Par contre, un développement des organisations berbéristes est parallèle à cette maturation. C’est le cas, en particulier, du Front des forces socialistes, du vieux leader kabyle Ait Ahmed, organisation nationaliste bourgeoise qui garde de profondes racines historiques avec la région. Comme vieille opposition au FLN, le FFS bénéficie le premier de la radicalisation, et cela quelles que soient ses positions de l’heure. Son renforcement donne une structuration plus profonde au mouvement : mais, en dépit de ses tentatives de l’inciter à la prudence, il n’arrive pas à canaliser les explosions qui donnent naissance à des formes d’auto-organisation importantes et spontanées.
Déjà l’an dernier, les mobilisations avaient montré une capacité d’auto-organisation sans précédent des travailleurs de Tizi Ouzou. Les travailleurs de la totalité des entreprises s’étaient rapidement coordonnés en Comité de coordination populaire (Sonelec, Sonitex, secteurs sanitaires, lycée, communauté universitaire, EFP, SNLB) ; ils avaient occupé leurs lieux de travail et publié des déclarations communes avant d’affronter la police et l’armée.
Ces derniers mois, les comités de base se sont multipliés dans les usines de Kabylie. A Bejaïa, les travailleurs ont tenu un tribunal populaire et ont jugé le procureur de la ville à cause de ses privilèges. Ils l’ont condamné à brûler sa Honda. Des dizaines de nouvelles voitures Honda, réservées aux cadres du parti unique, ont ainsi été détruites dans de nombreux villages. Ailleurs, des assemblées populaires ont été constituées et se sont attaquées aux symboles du parti unique : siège de la willaya, siège de la daïra, locaux, emblèmes, statues, archives qui ont été pillées et brûlées. Dans la quasi-totalité des villages de la Soummam, la solidarité contre le pouvoir a été totale ! On imagine aisément qu’aucun parti réformiste bourgeois ne peut espérer contrôler ce mouvement, et cherchera plutôt à le museler dès que possible.
Seule une organisation révolutionnaire, intervenant comme une avant-garde politique reconnue, liant systématiquement le soutien aux droits culturels des Berbères, la lutte pour une arabisation progressive et non exclusive, et la lutte pour les libertés démocratiques, seule une telle force peut aider le mouvement dans sa lutte contre le régime.
« L’HEURE DE LA RIGUEUR REVOLUTIONNAIRE »

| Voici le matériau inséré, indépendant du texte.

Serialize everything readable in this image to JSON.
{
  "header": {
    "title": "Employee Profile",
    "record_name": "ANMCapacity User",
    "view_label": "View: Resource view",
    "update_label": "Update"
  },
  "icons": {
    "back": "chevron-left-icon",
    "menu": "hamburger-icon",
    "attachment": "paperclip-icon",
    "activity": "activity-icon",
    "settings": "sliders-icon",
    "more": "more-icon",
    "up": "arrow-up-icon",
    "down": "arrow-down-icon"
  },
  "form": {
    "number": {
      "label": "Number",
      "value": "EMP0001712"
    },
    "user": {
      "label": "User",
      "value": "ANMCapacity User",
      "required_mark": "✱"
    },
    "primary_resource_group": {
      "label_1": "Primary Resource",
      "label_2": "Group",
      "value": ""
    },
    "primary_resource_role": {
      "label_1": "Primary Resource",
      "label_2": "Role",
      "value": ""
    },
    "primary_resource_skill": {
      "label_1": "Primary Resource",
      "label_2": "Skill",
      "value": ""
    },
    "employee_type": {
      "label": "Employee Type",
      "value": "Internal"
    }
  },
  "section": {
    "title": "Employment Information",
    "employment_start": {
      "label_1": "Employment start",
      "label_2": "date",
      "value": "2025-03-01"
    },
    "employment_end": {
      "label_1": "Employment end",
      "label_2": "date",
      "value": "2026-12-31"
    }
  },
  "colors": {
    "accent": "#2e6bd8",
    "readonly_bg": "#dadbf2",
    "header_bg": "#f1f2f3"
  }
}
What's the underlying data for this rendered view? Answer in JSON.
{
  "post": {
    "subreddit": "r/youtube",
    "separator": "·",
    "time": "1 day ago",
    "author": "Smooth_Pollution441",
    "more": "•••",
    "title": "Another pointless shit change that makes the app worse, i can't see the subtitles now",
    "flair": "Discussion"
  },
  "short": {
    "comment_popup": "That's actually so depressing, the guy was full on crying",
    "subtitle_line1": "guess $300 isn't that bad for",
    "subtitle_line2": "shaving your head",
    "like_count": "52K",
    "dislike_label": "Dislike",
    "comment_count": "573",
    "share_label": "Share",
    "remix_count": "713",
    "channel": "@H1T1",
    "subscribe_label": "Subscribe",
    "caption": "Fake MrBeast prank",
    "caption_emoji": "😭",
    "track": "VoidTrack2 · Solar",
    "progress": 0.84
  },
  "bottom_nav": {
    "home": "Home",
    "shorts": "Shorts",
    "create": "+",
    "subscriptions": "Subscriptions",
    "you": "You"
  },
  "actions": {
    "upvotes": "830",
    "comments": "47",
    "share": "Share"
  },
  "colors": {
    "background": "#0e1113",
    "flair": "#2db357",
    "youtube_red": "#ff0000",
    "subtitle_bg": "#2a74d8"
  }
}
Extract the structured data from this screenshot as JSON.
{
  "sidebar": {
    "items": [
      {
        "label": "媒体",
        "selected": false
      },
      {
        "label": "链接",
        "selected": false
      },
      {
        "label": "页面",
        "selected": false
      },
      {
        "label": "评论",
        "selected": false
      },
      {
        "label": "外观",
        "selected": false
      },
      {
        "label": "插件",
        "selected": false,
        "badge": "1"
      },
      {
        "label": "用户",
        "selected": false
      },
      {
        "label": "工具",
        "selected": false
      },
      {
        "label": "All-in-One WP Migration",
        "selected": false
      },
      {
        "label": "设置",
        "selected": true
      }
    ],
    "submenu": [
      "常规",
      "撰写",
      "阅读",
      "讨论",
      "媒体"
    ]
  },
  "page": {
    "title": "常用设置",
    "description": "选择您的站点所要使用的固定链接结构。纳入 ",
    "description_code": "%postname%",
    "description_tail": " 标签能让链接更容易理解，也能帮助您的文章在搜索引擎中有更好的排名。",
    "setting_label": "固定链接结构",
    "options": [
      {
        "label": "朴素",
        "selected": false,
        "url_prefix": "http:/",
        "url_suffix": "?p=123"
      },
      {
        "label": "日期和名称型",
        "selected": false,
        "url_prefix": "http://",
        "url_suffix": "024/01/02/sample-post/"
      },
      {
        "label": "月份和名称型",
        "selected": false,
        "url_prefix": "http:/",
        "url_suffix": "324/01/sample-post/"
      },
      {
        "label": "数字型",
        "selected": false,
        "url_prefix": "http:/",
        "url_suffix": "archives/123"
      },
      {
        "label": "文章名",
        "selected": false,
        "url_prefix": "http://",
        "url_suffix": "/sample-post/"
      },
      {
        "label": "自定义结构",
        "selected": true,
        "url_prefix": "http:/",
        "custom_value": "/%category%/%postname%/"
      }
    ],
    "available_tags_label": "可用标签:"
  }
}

Dans ce cadre, on comprend mieux la réaction instantanée du régime algérien et sa volonté de couper court à toute radicalisation. Depuis la mort de Boumedienne, ses inquiétudes sont grandes de ne pouvoir contrôler la situation. L’explosion berbère de l’an dernier avait été largement utilisée pour renforcer l’unité du FLN et pour resserrer les rangs autour de Bendjedid Chadli, lors du Congrès extraordinaire de juin 1980. Mais le compromis scellé sur la question berbère peut exploser sur cette même question. Beaucoup de fractions du FLN n’ont pas renoncé à imposer leurs vues. Elles espèrent tirer profit de la situation pour renforcer leur position dans le parti, où jouent encore les influences de clans, de tendances ou les liens avec tel ou tel secteur (l’armée, l’appareil du parti, etc.). Il n’est pas impossible que, lors des récents événements, les décisions de réprimer n’aient été prises que par certains membres et non par l’ensemble du Bureau politique. L’an dernier déjà, le commandant de la garnison de Tizi Ouzou avait été remplacé pour avoir mal réagi. Les éléments durs, tel Yahiaoui, le secrétaire du Parti, jouent le jeu d’une arabisation à outrance et poussent en avant les Frères musulmans pour justifier la répression. Les éléments bourgeois libéraux trouvent là une justification de leur perspective de « démocratisation nécessaire » ; ce qui signifie pour eux éliminer au maximum les contraintes de la bureaucratie dans l’économie, mais certainement pas soutenir les droits du mouvement des masses. Quant à Bendjedid Chadli, il oscille entre les deux.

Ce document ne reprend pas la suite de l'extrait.